Scale 1, Time 1.593766s
Scale 2, Time 5.825521s
Scale 3, Time 12.060571s
Scale 4, Time 20.631747s
Scale 5, Time 31.711070s
Scale 6, Time 44.379169s
Scale 7, Time 59.009832s
Scale 8, Time 77.066597s
Scale 9, Time 94.842155s
Scale 10, Time 117.034372s
Following are the running times for multiprocessing implementation.
Scale 1, Time 1.315367s
Scale 2, Time 4.512450s
Scale 3, Time 9.426444s
Scale 4, Time 16.534967s
Scale 5, Time 26.249483s
Scale 6, Time 37.269908s
Scale 7, Time 49.685339s
Scale 8, Time 64.522356s
Scale 9, Time 82.165439s
Scale 10, Time 101.421775s
In this case, the running time of mpi4py implementation increases by 10% across almost all scaling factors. A possible reason for this could be increased interprocess communication. Specifically, with a fixed chunk size, as the number of processes decreases, the number of message exchanges between the master and the workers increases.

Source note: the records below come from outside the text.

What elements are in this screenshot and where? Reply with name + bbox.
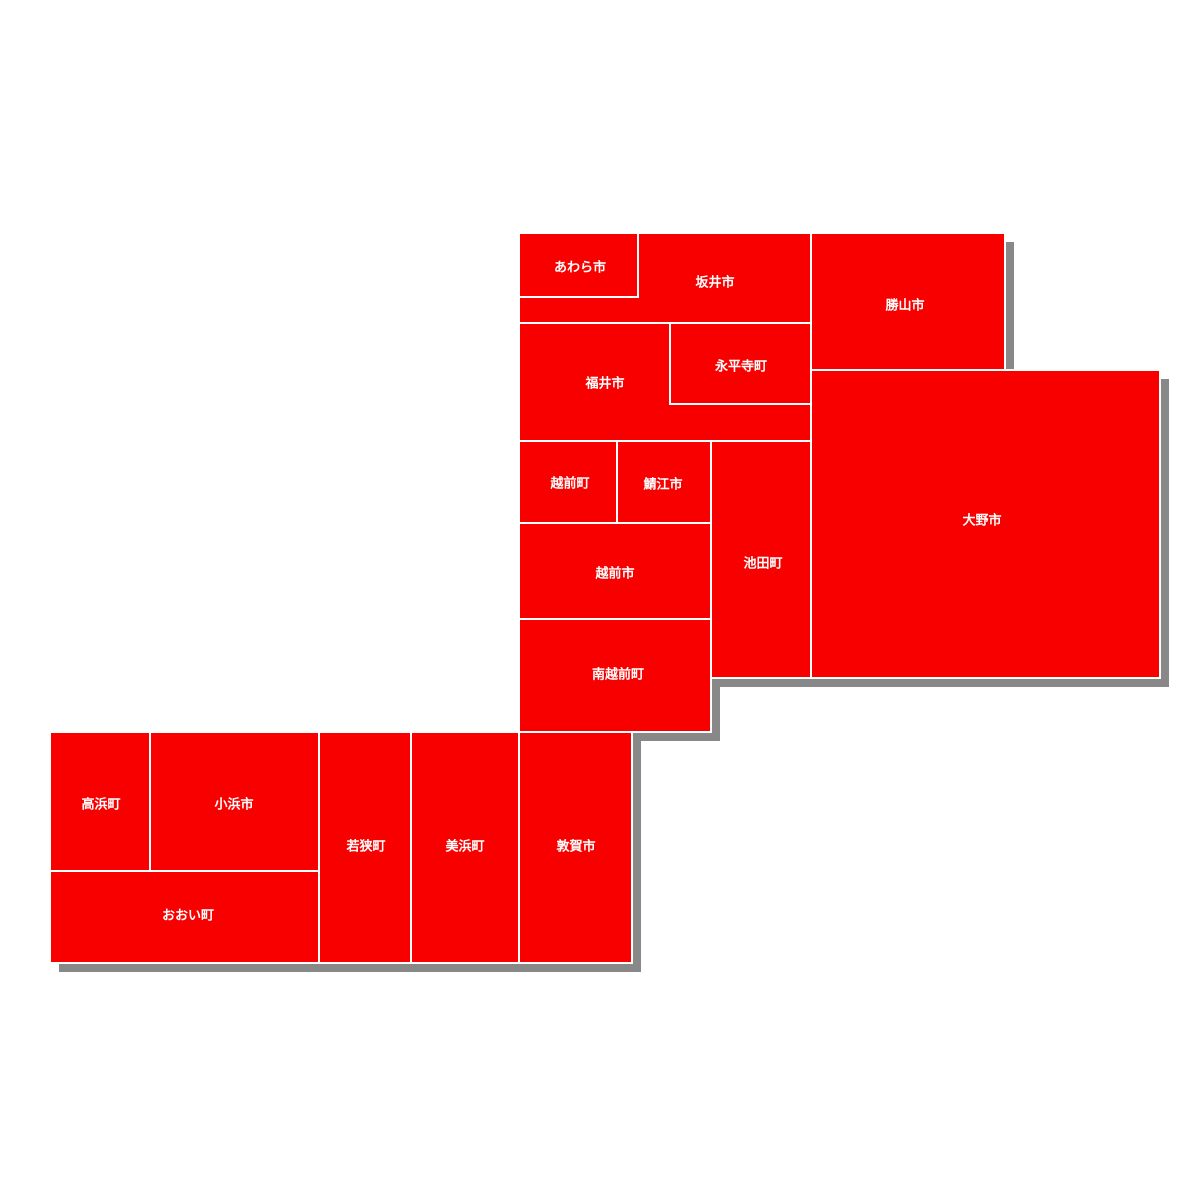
region-label: 越前町 [549, 476, 589, 492]
region-label: 大野市 [962, 513, 1001, 529]
region-label: 美浜町 [445, 839, 484, 855]
region-label: 永平寺町 [714, 359, 767, 375]
region-label: 福井市 [584, 376, 624, 392]
region-tile [518, 618, 712, 733]
region-tile [810, 232, 1006, 371]
region-tile [518, 731, 633, 964]
region-tile [810, 369, 1161, 679]
region-tile [669, 322, 812, 405]
region-label: おおい町 [162, 909, 214, 924]
region-tile [616, 440, 712, 524]
region-label: 南越前町 [592, 667, 644, 683]
region-label: 鯖江市 [642, 477, 682, 493]
region-label: 坂井市 [695, 275, 734, 291]
region-label: 池田町 [743, 556, 782, 572]
region-tile [518, 522, 712, 620]
region-tile [318, 731, 412, 964]
region-label: 小浜市 [214, 797, 253, 813]
region-label: 高浜町 [81, 797, 120, 813]
region-label: 勝山市 [885, 298, 924, 314]
region-label: あわら市 [554, 260, 606, 276]
region-label: 若狭町 [345, 839, 385, 855]
region-label: 敦賀市 [556, 839, 595, 855]
region-label: 越前市 [594, 566, 634, 582]
region-tile [518, 440, 618, 524]
region-tile [710, 440, 812, 679]
region-tile [518, 232, 639, 298]
region-tile [149, 731, 320, 872]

In comparison, the running time of multiprocessing implementation surprisingly remains unchanged despite increased interprocess communication. A possible reason for this could be the multiprocessing module determines the chunk size depending on the data and the number of processes, which may reduce the communication overhead. [Related post]
The simple experiment considered the task of local parallel processing of data. In this context, off the shelf, multiprocessing module performed better than mpi4py.